I've had many a good session of just shooting the shit with my stewardess classes. They know I love this and it's exponentially less work for them to just carry on a conversation with me than it is to stick to the lesson plan. This doesn't mean I'm creepily keeping track of details like where they live or if they're single or not. It doesn't take them too long to realize that I'm just a harmless guy. And if you know what I'm talking about, this makes it EVEN HARDER to remain harmless! They begin to trust you and to be more physical and touchy-feely with you. I have actually put a limit on this with my students.
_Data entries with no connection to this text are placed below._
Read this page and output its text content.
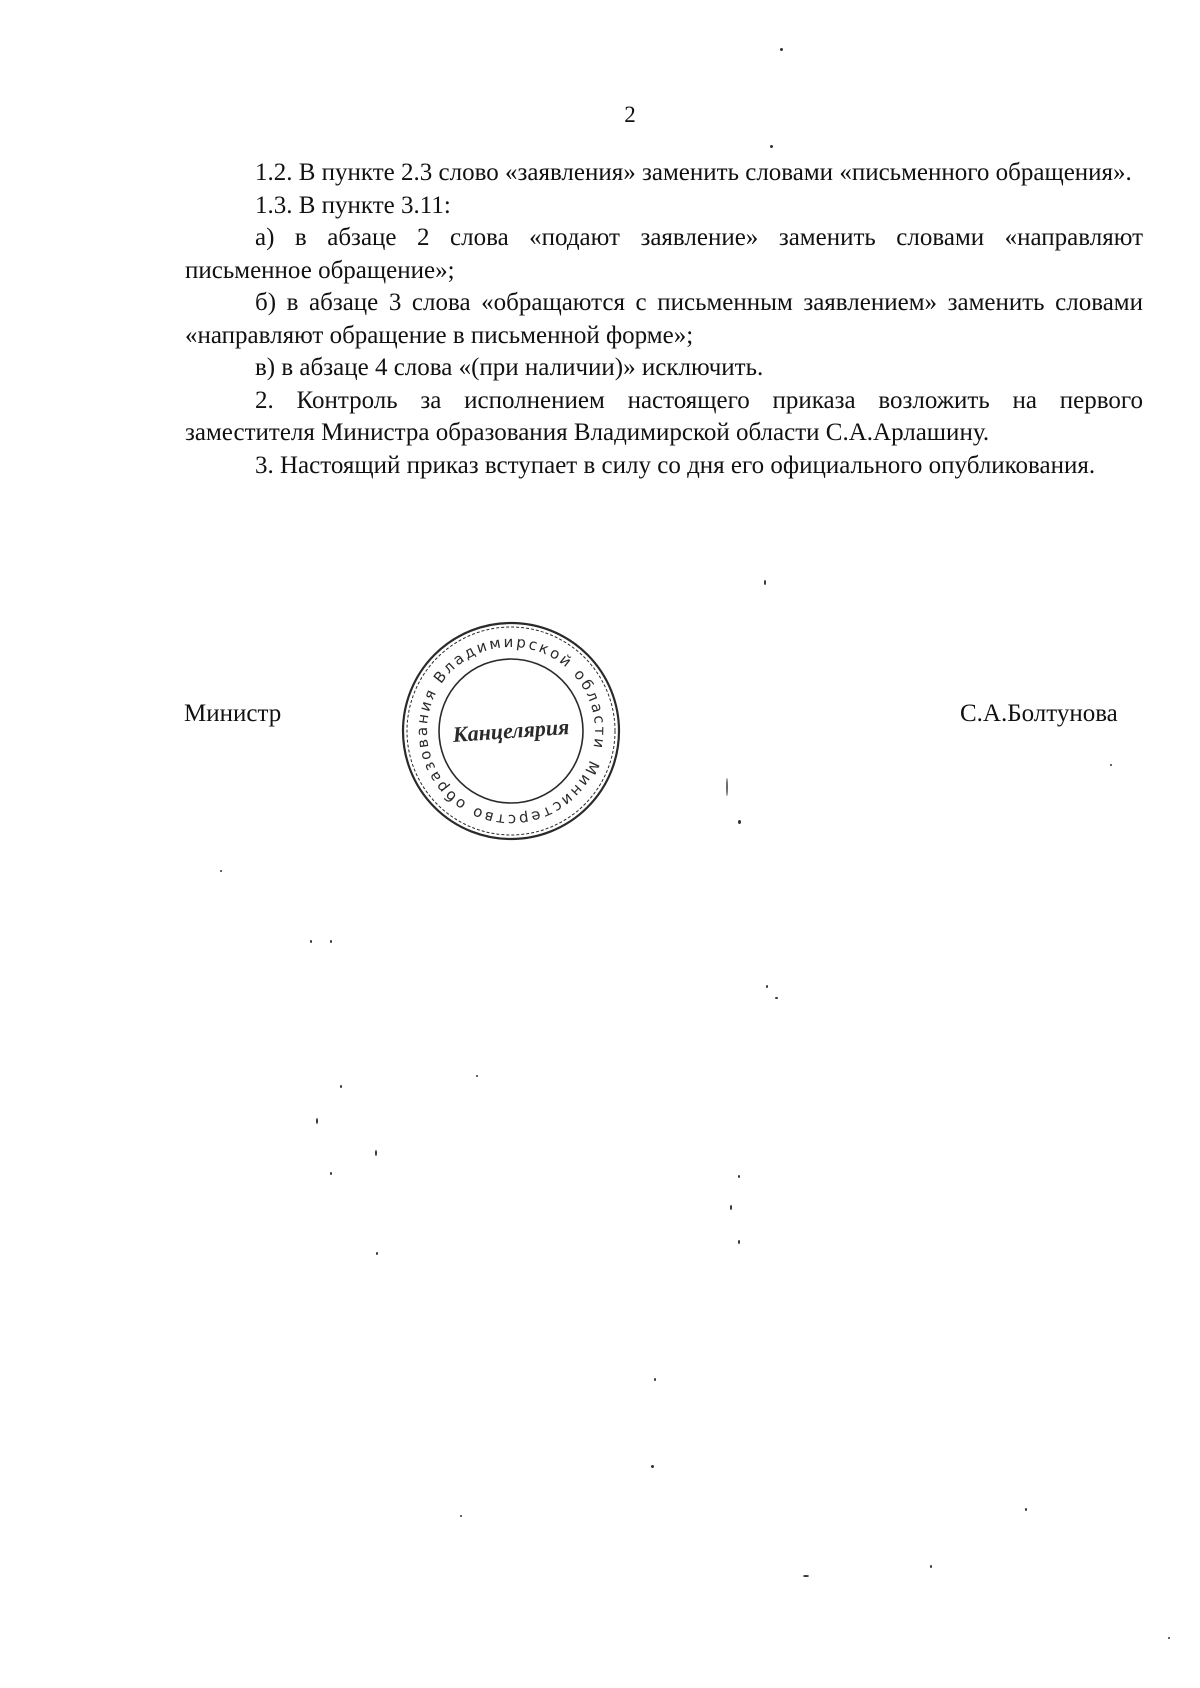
2

1.2. В пункте 2.3 слово «заявления» заменить словами «письменного обращения».

1.3. В пункте 3.11:

а) в абзаце 2 слова «подают заявление» заменить словами «направляют письменное обращение»;

б) в абзаце 3 слова «обращаются с письменным заявлением» заменить словами «направляют обращение в письменной форме»;

в) в абзаце 4 слова «(при наличии)» исключить.

2. Контроль за исполнением настоящего приказа возложить на первого заместителя Министра образования Владимирской области С.А.Арлашину.

3. Настоящий приказ вступает в силу со дня его официального опубликования.

Министр	С.А.Болтунова
Министерство образования Владимирской области
Канцелярия
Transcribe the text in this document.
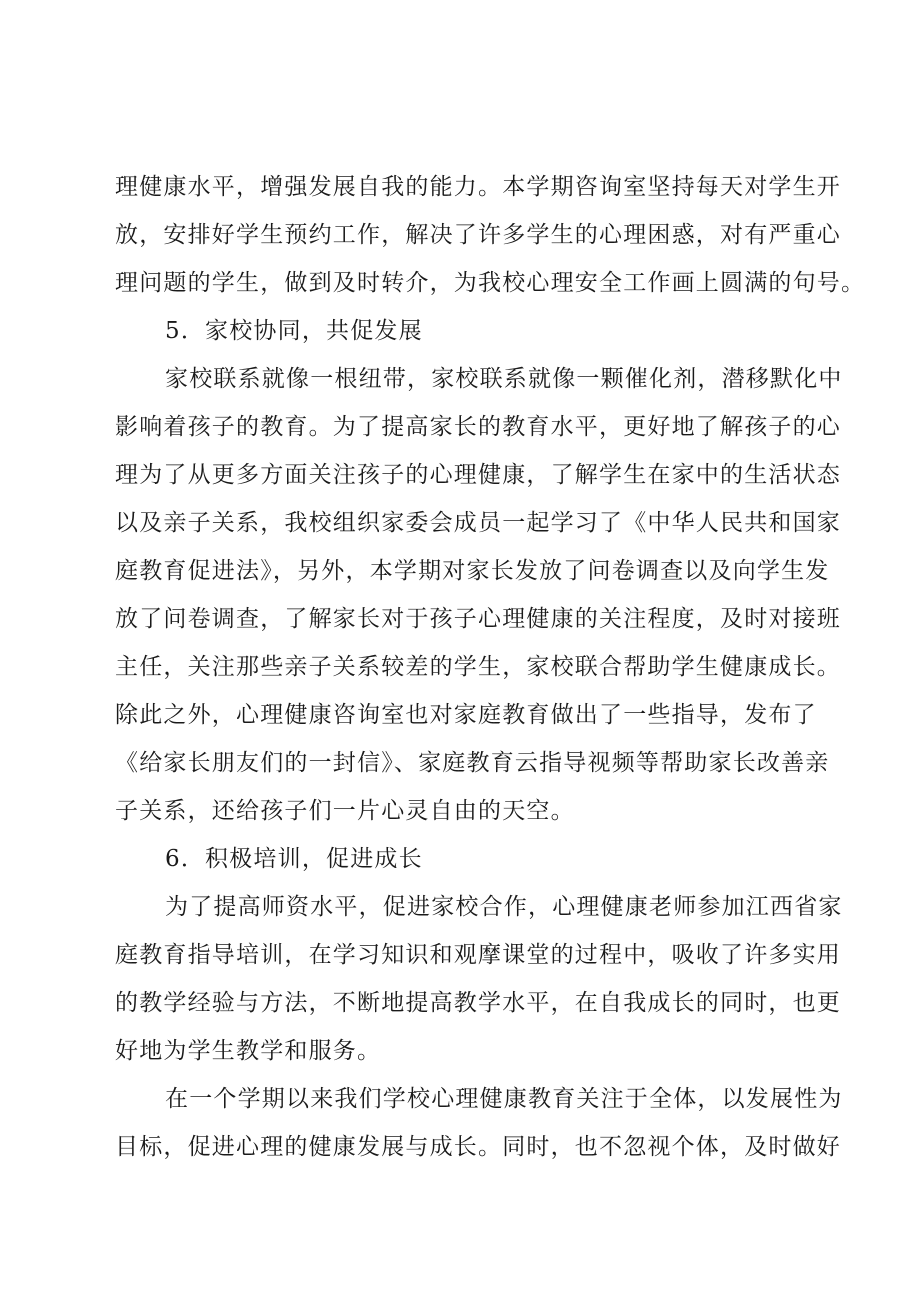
理健康水平，增强发展自我的能力。本学期咨询室坚持每天对学生开
放，安排好学生预约工作，解决了许多学生的心理困惑，对有严重心
理问题的学生，做到及时转介，为我校心理安全工作画上圆满的句号。
5．家校协同，共促发展
家校联系就像一根纽带，家校联系就像一颗催化剂，潜移默化中
影响着孩子的教育。为了提高家长的教育水平，更好地了解孩子的心
理为了从更多方面关注孩子的心理健康，了解学生在家中的生活状态
以及亲子关系，我校组织家委会成员一起学习了《中华人民共和国家
庭教育促进法》，另外，本学期对家长发放了问卷调查以及向学生发
放了问卷调查，了解家长对于孩子心理健康的关注程度，及时对接班
主任，关注那些亲子关系较差的学生，家校联合帮助学生健康成长。
除此之外，心理健康咨询室也对家庭教育做出了一些指导，发布了
《给家长朋友们的一封信》、家庭教育云指导视频等帮助家长改善亲
子关系，还给孩子们一片心灵自由的天空。
6．积极培训，促进成长
为了提高师资水平，促进家校合作，心理健康老师参加江西省家
庭教育指导培训，在学习知识和观摩课堂的过程中，吸收了许多实用
的教学经验与方法，不断地提高教学水平，在自我成长的同时，也更
好地为学生教学和服务。
在一个学期以来我们学校心理健康教育关注于全体，以发展性为
目标，促进心理的健康发展与成长。同时，也不忽视个体，及时做好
I think there are probably quite a few students who wonder if I'm gay! Or at least they wouldn't be too surprised if I decided to come out in class one day. But this is, (rest assured Mom, (and maybe other family members who have doubts)), never going to happen.
Oh now I've gone and done it! I didn't want to give the impression that any of my family members have any doubt as to my sexual proclivity. And I don't want to seem like I have any problem with people who choose to go that way. Not at all. What I'm saying here is I, and I feel pretty sure that all the foreign ESL teaching fellas I know here, are about the last guy Koreans should be skeptical about with their daughters. The statistics, now we KNOW, back this up.
And oh now I've gone and done it! The very act of posting this makes it seem all too likely that I'm doing it to convince people of my high-minded intentions. And how often is that the act of a person with the opposite?
Sigh. I suppose there's no way to avoid suspicion. But, maybe this will help: I'm in my 10th year here and have yet to be suspected, well convicted of any improprieties with my female students. Oh man! That sounds bad too doesn't it? Of COURSE I've been suspected! The interviewer basically told me that that was his one and only job! To suspect me. And let me tell you now, he really REALLY doesn't do anything else. At least nothing else that would help me.
The reason I'm posting, other than because it's been a while, is that when I read this I felt really GREAT! Finally a little bit of evidence that at least some of the Korean distrust of foreigners seems completely unfounded!
Do I think that this will make even a dent in the "wave" of Korean distrust of foreigners? Nope. Do I think that people around here, (my workplace), are gonna trust me more? Nope. Do I think I'll stop asking myself questions? Yup.
It all comes down to how to get over it. How have I dealt with things like this, (which are really par for the course here), for 10 LONG years?! It's something I've had the great pleasure to talk about with a few of my friends recently. I believe that the trials of life should be counted all joy. Like fire purifies the hardest metal. Like steel is tempered with rigourous beating. So am I improved. And it all makes for excellent blog fodder don't you think?